On Thu, Sep 17, 2015 at 10:54:39AM -0700, Junio C Hamano wrote:
> OK. Trying to repurpose strbuf_read() for non-blocking FD was a
> silly idea to begin with, as it wants to read thru to the EOF, and
> setting FD explicitly to O_NONBLOCK is a sign that the caller wants
> to grab as much as possible and does not want to wait for the EOF.
>
> So assuming we want strbuf_read_nonblock(), what interface do we
> want from it? We could:
>
> * Have it grab as much as possible into sb as long as it does not
> block?
>
> * Have it grab reasonably large amount into sb, and not blocking is
> an absolute requirement, but the function is not required to read
> everything that is available on the FD (i.e. the caller is
> expected to loop)?
I think we are crossing emails, but I would definitely argue for the
latter.
> If we choose the latter, then your "EAGAIN? EOF?" becomes easier,
> no?
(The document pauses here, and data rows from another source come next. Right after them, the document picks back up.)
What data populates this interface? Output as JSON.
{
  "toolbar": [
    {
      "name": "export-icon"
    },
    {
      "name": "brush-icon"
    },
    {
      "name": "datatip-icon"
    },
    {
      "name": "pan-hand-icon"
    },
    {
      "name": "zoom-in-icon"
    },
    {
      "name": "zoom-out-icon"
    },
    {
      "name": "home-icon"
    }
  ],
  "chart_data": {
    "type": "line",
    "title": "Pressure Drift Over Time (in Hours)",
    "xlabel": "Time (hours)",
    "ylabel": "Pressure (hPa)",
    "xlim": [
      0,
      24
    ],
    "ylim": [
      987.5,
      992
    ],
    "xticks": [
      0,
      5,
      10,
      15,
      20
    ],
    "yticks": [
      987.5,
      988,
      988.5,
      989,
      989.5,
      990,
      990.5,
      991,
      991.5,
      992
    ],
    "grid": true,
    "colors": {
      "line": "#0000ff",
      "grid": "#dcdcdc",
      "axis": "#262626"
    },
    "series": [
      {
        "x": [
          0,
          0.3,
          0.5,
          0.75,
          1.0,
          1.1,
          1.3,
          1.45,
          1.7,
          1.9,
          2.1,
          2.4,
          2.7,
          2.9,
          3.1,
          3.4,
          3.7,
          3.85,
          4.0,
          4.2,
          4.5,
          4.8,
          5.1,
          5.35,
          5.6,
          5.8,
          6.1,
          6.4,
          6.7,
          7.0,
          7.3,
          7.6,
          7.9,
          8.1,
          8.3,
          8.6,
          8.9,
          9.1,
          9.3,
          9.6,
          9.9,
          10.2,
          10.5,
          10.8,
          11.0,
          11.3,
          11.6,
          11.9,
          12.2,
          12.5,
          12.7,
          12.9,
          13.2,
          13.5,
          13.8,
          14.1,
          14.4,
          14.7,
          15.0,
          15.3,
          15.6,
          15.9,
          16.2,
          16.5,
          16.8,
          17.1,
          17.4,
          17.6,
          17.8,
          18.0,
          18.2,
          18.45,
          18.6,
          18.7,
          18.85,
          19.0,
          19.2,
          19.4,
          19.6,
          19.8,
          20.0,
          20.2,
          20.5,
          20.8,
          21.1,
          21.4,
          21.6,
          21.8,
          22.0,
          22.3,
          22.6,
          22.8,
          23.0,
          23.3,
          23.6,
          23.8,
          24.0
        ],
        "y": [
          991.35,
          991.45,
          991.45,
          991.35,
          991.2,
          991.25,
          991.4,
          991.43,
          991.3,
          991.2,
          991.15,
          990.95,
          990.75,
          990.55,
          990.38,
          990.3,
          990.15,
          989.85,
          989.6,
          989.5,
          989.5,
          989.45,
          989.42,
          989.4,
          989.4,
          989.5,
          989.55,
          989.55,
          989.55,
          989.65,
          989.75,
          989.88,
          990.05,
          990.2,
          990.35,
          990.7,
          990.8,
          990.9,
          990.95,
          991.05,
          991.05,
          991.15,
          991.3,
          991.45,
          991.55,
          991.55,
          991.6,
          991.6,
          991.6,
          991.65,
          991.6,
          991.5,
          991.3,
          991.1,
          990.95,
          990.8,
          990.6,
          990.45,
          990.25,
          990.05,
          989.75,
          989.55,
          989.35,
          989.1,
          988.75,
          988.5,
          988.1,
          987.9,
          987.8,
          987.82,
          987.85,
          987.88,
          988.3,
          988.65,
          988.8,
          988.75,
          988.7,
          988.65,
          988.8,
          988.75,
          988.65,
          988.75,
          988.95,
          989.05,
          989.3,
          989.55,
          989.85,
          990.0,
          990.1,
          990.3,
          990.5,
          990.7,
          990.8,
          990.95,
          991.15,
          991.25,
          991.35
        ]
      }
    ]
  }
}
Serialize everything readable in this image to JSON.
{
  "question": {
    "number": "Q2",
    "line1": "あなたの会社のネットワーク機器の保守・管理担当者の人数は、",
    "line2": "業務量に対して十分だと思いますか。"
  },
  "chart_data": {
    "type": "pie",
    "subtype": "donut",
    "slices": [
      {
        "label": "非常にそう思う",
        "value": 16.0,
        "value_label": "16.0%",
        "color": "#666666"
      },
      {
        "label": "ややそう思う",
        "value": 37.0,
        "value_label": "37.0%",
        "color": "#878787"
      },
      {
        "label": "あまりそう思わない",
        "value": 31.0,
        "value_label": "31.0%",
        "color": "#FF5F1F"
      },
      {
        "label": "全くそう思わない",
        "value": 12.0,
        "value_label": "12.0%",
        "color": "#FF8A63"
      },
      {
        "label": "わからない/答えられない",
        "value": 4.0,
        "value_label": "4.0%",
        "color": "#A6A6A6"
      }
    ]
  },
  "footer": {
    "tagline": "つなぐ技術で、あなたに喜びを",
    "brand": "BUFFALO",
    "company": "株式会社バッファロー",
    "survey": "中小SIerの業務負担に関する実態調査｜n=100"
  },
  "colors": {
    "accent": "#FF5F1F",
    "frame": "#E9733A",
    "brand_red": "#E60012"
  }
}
We only have to do a single call to xread(), and then we:
>
> - get EAGAIN or EWOULDBLOCK; leave sb as-is, set errno==EAGAIN and
> return -1.
>
> - get something (in which case that is not an EOF yet); append to
> sb, return the number of bytes.
>
> - get EOF; leave sb as-is, return 0.
Yes, exactly.
> ssize_t strbuf_read_nonblock(struct strbuf *sb, int fd, size_t hint)
> {
> strbuf_grow(sb, hint ? hint : 8192);
> ssize_t want = sb->alloc - sb->len - 1;
> ssize_t got = xread_nonblock(fd, sb->buf + sb->len, want);
> if (got < 0) {
> if (errno == EWOULDBLOCK)
> errno = EAGAIN; /* make life easier for the caller */
> return got;
> }
I like the normalizing of errno, but that should probably be part of
xread_nonblock(), I would think.
> sb->len += got;
> sb->buf[sb->len] = '\0';
Use strbuf_setlen() here?
> return got;
If "got == 0", we naturally do not change sb->len at all, and the strbuf
is left unchanged. But do we want to de-allocate what we allocated in
strbuf_grow() above? That is what strbuf_read() does, but I think it is
even less likely to help anybody here. With the original strbuf_read(),
you might do:
if (strbuf_read(&buf, fd, hint) <= 0)
return; /* got nothing */
but because the nature of strbuf_read_nonblock() is to call it from a
loop, you'd want to strbuf_release() when you leave the loop anyway.